The two biggest health care bills this year will have to wait till next year.
First it was AB 52, the bill to regulate health insurance rate hikes, that did not make it out of appropriations committee, and will wait till 2012 to be heard again. And now it’s SB 703 by Ed Hernandez (D-West Covina), which would establish a Basic Health Program in California.
“It’s official now, it is a two-year bill,” according to John Ramey, executive director of Local Health Plans of California.
Ramey said the extra time is necessary to get people to understand just what the Basic Health Program would do — and what it won’t do, he said.
“There are things about it that need to be worked out with the administration,” Ramey said. “They wanted to know where it would be, exactly, for implementation, and how it would or should be handled if it looked like it might somehow impact the general fund.”
The BHP would insure as many as one million low-income Californians, for about one-fifth the price they may have to pay in the California Health Benefit Exchange, Ramey said. The exchange is slated to start in 2014.
“It’s clear that, ultimately, it would be much less expensive and provide better benefits,” Ramey said. The medical providers would end up getting lower reimbursement rates than under the exchange, he said, though estimates currently are that they’d get reimbursed approximately at Medicare levels, which is still much higher than Medi-Cal rate reimbursement.
“I think people may need some time to get used to the idea,” Ramey said. “It will take time to convince policymakers.”
The Health Benefit Exchange board pushed for SB 703 to become a two-year bill.
Micah Weinberg of the Bay Area Council doesn’t need more time. He knows exactly how he feels about it right now.
“I’m really glad this isn’t happening this year,” Weinberg said. “We have to decide whether this program is consistent with what we want to achieve with federal health care reform. And whether you talk about access or cost or quality improvement, for me it always gets back to one thing that has to be fixed — the ridiculous, mind-bending complexity of our system.”
The BHP, he said, will only add to the complexity, and it could get in the way of the basic job of the exchange.
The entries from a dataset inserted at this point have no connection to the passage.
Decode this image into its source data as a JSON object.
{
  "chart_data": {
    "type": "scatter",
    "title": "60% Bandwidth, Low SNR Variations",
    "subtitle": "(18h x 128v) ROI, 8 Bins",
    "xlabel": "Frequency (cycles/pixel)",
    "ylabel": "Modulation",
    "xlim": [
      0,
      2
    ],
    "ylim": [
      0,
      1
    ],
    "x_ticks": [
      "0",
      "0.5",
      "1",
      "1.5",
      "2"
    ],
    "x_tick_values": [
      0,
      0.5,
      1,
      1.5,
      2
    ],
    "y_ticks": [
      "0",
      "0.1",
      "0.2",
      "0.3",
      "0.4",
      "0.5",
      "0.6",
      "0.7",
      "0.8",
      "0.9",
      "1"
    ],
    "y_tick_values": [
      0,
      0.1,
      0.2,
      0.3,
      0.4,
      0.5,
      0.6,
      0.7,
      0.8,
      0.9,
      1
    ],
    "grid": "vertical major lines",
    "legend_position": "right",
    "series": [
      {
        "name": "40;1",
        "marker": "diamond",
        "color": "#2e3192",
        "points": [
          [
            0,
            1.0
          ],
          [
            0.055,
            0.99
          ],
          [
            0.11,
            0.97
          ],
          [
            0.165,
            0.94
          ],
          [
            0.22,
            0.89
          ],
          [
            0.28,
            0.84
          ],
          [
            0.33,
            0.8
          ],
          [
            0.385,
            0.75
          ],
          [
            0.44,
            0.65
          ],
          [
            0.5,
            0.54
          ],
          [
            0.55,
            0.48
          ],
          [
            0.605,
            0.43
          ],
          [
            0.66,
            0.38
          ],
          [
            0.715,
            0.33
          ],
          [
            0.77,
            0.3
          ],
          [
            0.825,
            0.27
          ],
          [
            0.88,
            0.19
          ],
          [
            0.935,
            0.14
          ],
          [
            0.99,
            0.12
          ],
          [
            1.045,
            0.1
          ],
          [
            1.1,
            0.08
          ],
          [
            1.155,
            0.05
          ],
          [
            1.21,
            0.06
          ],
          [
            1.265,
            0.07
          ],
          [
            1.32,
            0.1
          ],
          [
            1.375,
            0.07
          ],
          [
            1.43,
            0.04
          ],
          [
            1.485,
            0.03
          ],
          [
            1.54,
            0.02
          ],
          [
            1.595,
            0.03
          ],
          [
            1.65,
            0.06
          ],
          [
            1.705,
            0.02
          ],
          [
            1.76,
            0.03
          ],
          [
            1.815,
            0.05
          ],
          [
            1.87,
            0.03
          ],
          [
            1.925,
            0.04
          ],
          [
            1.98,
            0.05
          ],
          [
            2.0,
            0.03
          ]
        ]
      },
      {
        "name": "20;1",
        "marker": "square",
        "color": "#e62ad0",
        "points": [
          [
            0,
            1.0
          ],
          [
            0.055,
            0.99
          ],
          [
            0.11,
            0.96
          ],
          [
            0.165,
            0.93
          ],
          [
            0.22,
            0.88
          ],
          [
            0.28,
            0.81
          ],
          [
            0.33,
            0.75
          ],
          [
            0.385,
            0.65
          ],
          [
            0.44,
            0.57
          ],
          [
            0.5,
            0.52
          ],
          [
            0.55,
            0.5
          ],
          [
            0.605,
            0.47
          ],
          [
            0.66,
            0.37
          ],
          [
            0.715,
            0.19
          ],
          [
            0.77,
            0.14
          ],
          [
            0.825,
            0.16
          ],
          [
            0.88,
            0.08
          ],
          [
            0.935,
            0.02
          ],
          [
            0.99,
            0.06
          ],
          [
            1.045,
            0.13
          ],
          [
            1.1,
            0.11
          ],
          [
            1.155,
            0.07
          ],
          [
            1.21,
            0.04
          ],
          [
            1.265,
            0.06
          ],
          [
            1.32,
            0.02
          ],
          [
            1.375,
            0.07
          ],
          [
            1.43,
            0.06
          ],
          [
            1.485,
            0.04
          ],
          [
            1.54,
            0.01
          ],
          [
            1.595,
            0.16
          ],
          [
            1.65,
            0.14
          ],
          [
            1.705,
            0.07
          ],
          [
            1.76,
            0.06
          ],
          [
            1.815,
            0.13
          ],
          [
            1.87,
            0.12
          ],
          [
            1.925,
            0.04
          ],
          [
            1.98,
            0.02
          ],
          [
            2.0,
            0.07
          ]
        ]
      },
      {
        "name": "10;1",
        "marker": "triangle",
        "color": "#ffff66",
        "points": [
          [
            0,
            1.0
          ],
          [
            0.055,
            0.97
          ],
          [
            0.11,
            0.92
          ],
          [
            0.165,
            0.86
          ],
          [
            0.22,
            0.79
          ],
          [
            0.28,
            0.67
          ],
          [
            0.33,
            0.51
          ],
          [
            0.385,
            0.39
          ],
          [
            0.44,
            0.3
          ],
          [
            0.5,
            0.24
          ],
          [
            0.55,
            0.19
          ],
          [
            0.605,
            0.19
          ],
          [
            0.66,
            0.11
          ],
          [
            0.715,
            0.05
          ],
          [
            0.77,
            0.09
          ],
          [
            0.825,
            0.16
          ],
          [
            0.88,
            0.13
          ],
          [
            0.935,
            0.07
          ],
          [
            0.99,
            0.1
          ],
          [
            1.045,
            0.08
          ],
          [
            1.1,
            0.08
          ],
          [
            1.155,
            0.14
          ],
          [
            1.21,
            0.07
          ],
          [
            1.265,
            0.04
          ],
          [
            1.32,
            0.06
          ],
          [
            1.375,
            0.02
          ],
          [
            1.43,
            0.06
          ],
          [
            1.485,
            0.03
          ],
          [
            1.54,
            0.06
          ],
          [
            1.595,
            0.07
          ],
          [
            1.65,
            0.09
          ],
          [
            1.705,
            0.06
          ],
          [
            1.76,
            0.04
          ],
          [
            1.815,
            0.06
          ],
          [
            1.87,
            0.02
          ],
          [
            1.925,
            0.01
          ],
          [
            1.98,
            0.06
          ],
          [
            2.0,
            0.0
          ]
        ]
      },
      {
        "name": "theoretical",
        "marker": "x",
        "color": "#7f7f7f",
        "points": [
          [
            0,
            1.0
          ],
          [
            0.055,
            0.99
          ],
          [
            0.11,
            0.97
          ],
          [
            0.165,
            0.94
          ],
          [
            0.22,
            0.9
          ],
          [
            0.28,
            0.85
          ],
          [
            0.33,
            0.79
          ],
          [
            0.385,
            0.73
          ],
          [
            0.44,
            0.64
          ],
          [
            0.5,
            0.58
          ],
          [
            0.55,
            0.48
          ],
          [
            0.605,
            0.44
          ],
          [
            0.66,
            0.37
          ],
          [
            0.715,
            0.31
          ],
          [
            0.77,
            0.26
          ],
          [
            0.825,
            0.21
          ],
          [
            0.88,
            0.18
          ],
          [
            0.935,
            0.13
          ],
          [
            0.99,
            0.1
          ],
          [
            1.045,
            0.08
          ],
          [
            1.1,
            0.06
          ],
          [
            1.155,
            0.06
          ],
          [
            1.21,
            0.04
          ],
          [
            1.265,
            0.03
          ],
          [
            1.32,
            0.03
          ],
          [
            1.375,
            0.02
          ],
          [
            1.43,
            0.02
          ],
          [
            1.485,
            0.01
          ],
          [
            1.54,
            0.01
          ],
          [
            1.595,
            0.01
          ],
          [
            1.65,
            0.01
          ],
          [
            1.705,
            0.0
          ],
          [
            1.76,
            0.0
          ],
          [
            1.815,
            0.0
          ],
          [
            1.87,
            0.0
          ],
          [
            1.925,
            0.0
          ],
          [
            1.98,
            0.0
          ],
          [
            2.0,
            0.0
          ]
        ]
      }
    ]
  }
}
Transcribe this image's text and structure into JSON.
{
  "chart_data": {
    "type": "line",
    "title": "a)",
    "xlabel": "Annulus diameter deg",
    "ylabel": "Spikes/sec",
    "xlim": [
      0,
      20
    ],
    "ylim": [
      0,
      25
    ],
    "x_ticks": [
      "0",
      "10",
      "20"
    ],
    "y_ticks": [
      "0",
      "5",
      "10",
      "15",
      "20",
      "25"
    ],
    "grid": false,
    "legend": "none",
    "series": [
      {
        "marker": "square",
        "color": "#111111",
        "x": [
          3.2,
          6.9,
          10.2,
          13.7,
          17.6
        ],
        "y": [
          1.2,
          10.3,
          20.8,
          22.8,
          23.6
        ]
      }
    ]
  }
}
“This new program creates two cut points, where you enter the BHP and when you exit the BHP. This is the creation of a new health care program, with an entirely separate set of contracts.”
So not only would the exchange lose out on the bargaining power inherent in those 800,000 to 1 million people, but having a separate program invites churning between the two entities, Weinberg said.
“This is how we’ve made decisions in the past, we define a need for a narrow set of people and try to pass it. That’s how we created this [fragmented] system in the first place. If we keep doing what we’ve been doing, we’ll end up with what we have now.”
According to Ramey, the lower cost will allow people to get coverage who wouldn’t be able to afford coverage in the exchange. In that way, it’s actually not poaching clients from the exchange, he said.
All of this will become clear once the discussion takes place over time, and people understand the BHP, Ramey said — particularly lawmakers and officials in the Department of Finance.
“They haven’t been in a position to get an official administration position of support,” Ramey said. “We hope to have a better understanding amongst policymakers, over time, about what the impact will be.”